The Constitution has an unrelenting commitment to the protection of personal liberty

Gazebo at the Central Mental Hospital, via the CMH websiteAnother quotable quote from Hogan J, this time about the right to personal liberty in Bunreacht na hÉireann.

Article 40.4 provides:

1° No citizen shall be deprived of his personal liberty save in accordance with law.

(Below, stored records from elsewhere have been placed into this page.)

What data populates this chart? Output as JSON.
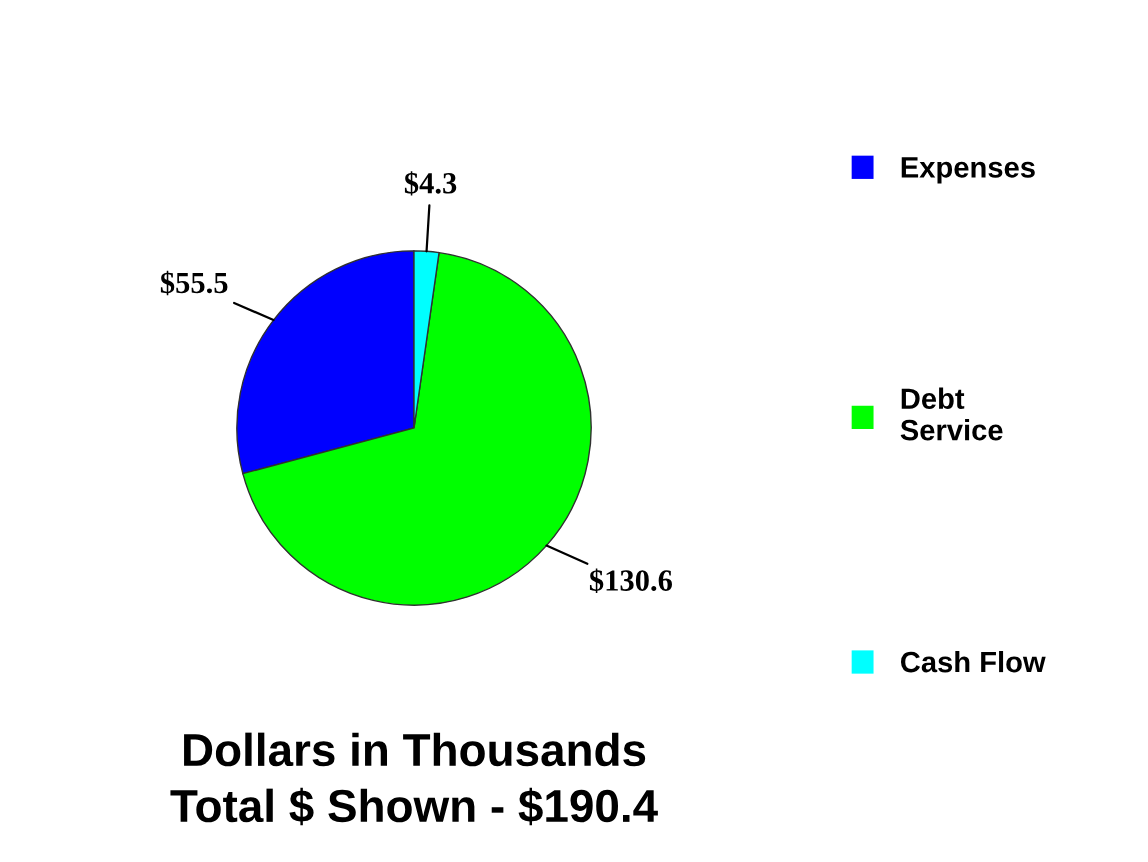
{
  "chart_data": {
    "type": "pie",
    "categories": [
      "Expenses",
      "Debt\nService",
      "Cash Flow"
    ],
    "values": [
      55.5,
      130.6,
      4.3
    ],
    "colors": [
      "#0000ff",
      "#00ff00",
      "#00ffff"
    ],
    "value_labels": [
      "$55.5",
      "$130.6",
      "$4.3"
    ],
    "legend": "right",
    "annotations": [
      "Dollars in Thousands",
      "Total $ Shown - $190.4"
    ]
  }
}
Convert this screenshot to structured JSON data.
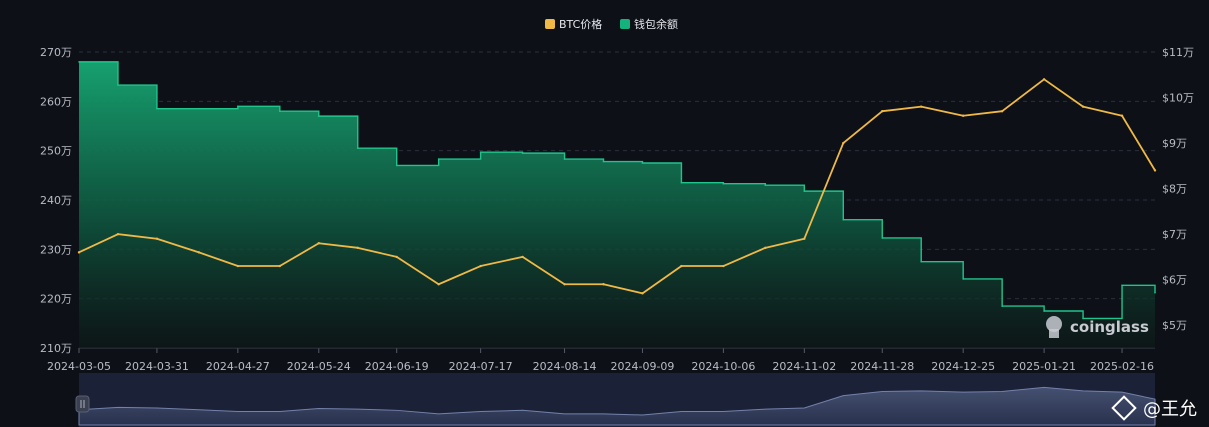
{
  "chart_data": {
    "type": "line",
    "title": "",
    "legend_position": "top-center",
    "grid": true,
    "x": [
      "2024-03-05",
      "2024-03-18",
      "2024-03-31",
      "2024-04-14",
      "2024-04-27",
      "2024-05-11",
      "2024-05-24",
      "2024-06-06",
      "2024-06-19",
      "2024-07-03",
      "2024-07-17",
      "2024-07-31",
      "2024-08-14",
      "2024-08-27",
      "2024-09-09",
      "2024-09-22",
      "2024-10-06",
      "2024-10-20",
      "2024-11-02",
      "2024-11-15",
      "2024-11-28",
      "2024-12-11",
      "2024-12-25",
      "2025-01-07",
      "2025-01-21",
      "2025-02-03",
      "2025-02-16",
      "2025-02-27"
    ],
    "x_tick_labels": [
      "2024-03-05",
      "2024-03-31",
      "2024-04-27",
      "2024-05-24",
      "2024-06-19",
      "2024-07-17",
      "2024-08-14",
      "2024-09-09",
      "2024-10-06",
      "2024-11-02",
      "2024-11-28",
      "2024-12-25",
      "2025-01-21",
      "2025-02-16"
    ],
    "series": [
      {
        "name": "钱包余额",
        "axis": "left",
        "color": "#14b37d",
        "values": [
          2680000,
          2633000,
          2585000,
          2585000,
          2590000,
          2580000,
          2570000,
          2505000,
          2470000,
          2483000,
          2497000,
          2495000,
          2483000,
          2478000,
          2475000,
          2435000,
          2433000,
          2430000,
          2418000,
          2360000,
          2323000,
          2275000,
          2240000,
          2185000,
          2175000,
          2160000,
          2227000,
          2212000
        ]
      },
      {
        "name": "BTC价格",
        "axis": "right",
        "color": "#f0b945",
        "values": [
          66000,
          70000,
          69000,
          66000,
          63000,
          63000,
          68000,
          67000,
          65000,
          59000,
          63000,
          65000,
          59000,
          59000,
          57000,
          63000,
          63000,
          67000,
          69000,
          90000,
          97000,
          98000,
          96000,
          97000,
          104000,
          98000,
          96000,
          84000
        ]
      }
    ],
    "y_left": {
      "min": 2100000,
      "max": 2700000,
      "ticks": [
        "210万",
        "220万",
        "230万",
        "240万",
        "250万",
        "260万",
        "270万"
      ]
    },
    "y_right": {
      "min": 45000,
      "max": 110000,
      "ticks": [
        "$5万",
        "$6万",
        "$7万",
        "$8万",
        "$9万",
        "$10万",
        "$11万"
      ]
    }
  },
  "watermark": "coinglass",
  "author": "@王允"
}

2° Upon complaint being made by or on behalf of any person to the High Court or any judge thereof alleging that such person is being unlawfully detained, the High Court and any and every judge thereof to whom such complaint is made shall forthwith enquire into the said complaint and may order the person in whose custody such person is detained to produce the body of such person before the High Court on a named day and to certify in writing the grounds of his detention, and the High Court shall, upon the body of such person being produced before that Court and after giving the person in whose custody he is detained an opportunity of justifying the detention, order the release of such person from such detention unless satisfied that he is being detained in accordance with the law.

In FX v Clinical Director of the Central Mental Hospital [2012] IEHC 272 (03 July 2012) Hogan J held:

19. It may be that … the jurisdiction under Article 40.4.2 is a singular one, yet if this is so, let this be its own tribute to the Constitution’s unrelenting commitment to the protection of personal liberty.